Vor der Entscheidung der beiden Parteien protestierten Organisationen gegen das Paket. Auf Plakaten konnte man lesen, dass Zusammenarbeit mit Experten statt Populismus gefordert wird. Und, dass es ihnen nicht um eine Erhöhung des Strafmaßes geht, sondern um mehr Verurteilungen. Das Frauen*Volksbegehren war vor Ort und demonstrierte mit Frauen, die auf dem Boden lagen. Das war jedoch nicht die einzige Organisation, die eine Überarbeitung des Gewaltschutzpakets forderten. Auch One Billion Rising war dort. Eine weltweite Kampagne für ein Ende der Gewalt gegen Frauen und Mädchen und für Gleichstellung. Auch der österreichische Frauenring sprach sich unter anderem dagegen aus.

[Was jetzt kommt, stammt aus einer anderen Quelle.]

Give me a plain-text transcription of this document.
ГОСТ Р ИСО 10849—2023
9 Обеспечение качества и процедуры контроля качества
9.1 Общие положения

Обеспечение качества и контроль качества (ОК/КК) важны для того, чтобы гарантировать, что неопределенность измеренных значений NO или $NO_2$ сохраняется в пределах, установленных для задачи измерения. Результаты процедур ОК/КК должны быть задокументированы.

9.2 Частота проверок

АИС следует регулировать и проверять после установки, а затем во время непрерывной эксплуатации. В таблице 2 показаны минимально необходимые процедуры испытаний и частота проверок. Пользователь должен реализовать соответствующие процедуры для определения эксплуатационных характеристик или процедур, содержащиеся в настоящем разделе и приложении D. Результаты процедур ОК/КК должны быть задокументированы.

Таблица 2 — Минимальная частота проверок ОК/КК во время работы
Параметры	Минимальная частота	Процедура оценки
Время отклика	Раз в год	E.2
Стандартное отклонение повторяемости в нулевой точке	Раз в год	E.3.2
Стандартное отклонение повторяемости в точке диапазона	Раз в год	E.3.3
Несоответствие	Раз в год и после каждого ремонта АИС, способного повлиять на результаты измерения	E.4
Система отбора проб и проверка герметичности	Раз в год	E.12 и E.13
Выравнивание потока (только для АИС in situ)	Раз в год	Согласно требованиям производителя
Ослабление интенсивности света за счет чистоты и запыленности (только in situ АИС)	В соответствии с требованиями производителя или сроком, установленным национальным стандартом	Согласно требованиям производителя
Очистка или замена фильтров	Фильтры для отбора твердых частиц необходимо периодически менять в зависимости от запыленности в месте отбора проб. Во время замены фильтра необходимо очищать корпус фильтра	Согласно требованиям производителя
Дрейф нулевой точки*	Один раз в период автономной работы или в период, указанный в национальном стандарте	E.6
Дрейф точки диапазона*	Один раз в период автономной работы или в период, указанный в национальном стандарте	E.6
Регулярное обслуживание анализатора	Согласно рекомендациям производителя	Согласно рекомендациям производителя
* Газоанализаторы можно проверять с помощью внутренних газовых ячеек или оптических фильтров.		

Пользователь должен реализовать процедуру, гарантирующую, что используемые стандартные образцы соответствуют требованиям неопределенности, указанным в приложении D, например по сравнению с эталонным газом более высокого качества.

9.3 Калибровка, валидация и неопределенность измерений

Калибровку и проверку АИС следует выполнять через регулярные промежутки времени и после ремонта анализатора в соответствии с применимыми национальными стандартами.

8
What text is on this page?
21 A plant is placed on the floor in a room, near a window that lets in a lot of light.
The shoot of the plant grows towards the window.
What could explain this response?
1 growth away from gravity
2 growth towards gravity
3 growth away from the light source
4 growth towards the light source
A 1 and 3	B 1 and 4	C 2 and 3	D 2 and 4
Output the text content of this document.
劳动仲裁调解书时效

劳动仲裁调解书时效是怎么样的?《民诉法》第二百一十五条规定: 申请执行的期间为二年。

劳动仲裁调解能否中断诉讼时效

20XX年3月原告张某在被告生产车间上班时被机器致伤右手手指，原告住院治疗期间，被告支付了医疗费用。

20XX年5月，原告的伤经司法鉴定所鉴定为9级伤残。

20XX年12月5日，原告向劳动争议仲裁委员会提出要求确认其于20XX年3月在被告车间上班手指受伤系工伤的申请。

Justizminister beschreibt Gewaltschutzpaket als zivilisatorischen Rücktritt

Das von der FPÖ und ÖVP beschlossene Gewaltschutzpaket bekam von allen Seiten Kritik. Immerhin stellten sie es bereits Anfang des Jahres vor, die Umsetzung verzögerte sich jedoch durch die Ibiza-Affäre. Sowohl Medien, als auch andere Parteien waren der Meinung, dass es nicht dem entspreche, was es eigentlich sein sollte. Justizminister Clemens Jabloner hielt eine Rede, in der er meinte, er spreche sich bewusst gegen die geplanten Vorhaben aus. Er bezeichnete das Gewaltschutzpaket als zivilisatorischen Rückschritt. Am Endergebnis änderte sich leider nichts.

Ein Drittel aller Frauen hat sexuelle Gewalt erlebt

2011 wurde eine Studie veröffentlicht, die erschreckende Zahlen liefert. Die „Österreichische Prävalenzstudie zur Gewalt an Frauen und Männern“ fand heraus, dass 29,5 Prozent der befragten Frauen sexuelle Gewalt erlebt hatten, 74,2 sexuelle Belästigung. 90,3 Prozent der Täter waren Männer, das ist fast die absolute Mehrheit. 2017 wurden 817 Vergewaltigungen angezeigt, bei nur 107 kam es zu einer Verurteilung. Das sind gerade mal 13,1 Prozent. Im Vorjahr war es sogar ein Prozent weniger. Und die Dunkelziffer, die bei sexueller Gewalt herrscht, ist viel höher. Es werden auf weniger als sieben Prozent gesetzt, die im Fall einer Vergewaltigung tatsächlich Anzeige erstatten.

Ob die ÖVP und FPÖ sich mit diesen Zahlen auseinandergesetzt haben, bleibt fraglich. Und es gibt es vor allem noch eine Frage, die im Fall des Gewaltschutzpakets offen bleibt: Warum wurde hier auf Prävention vergessen?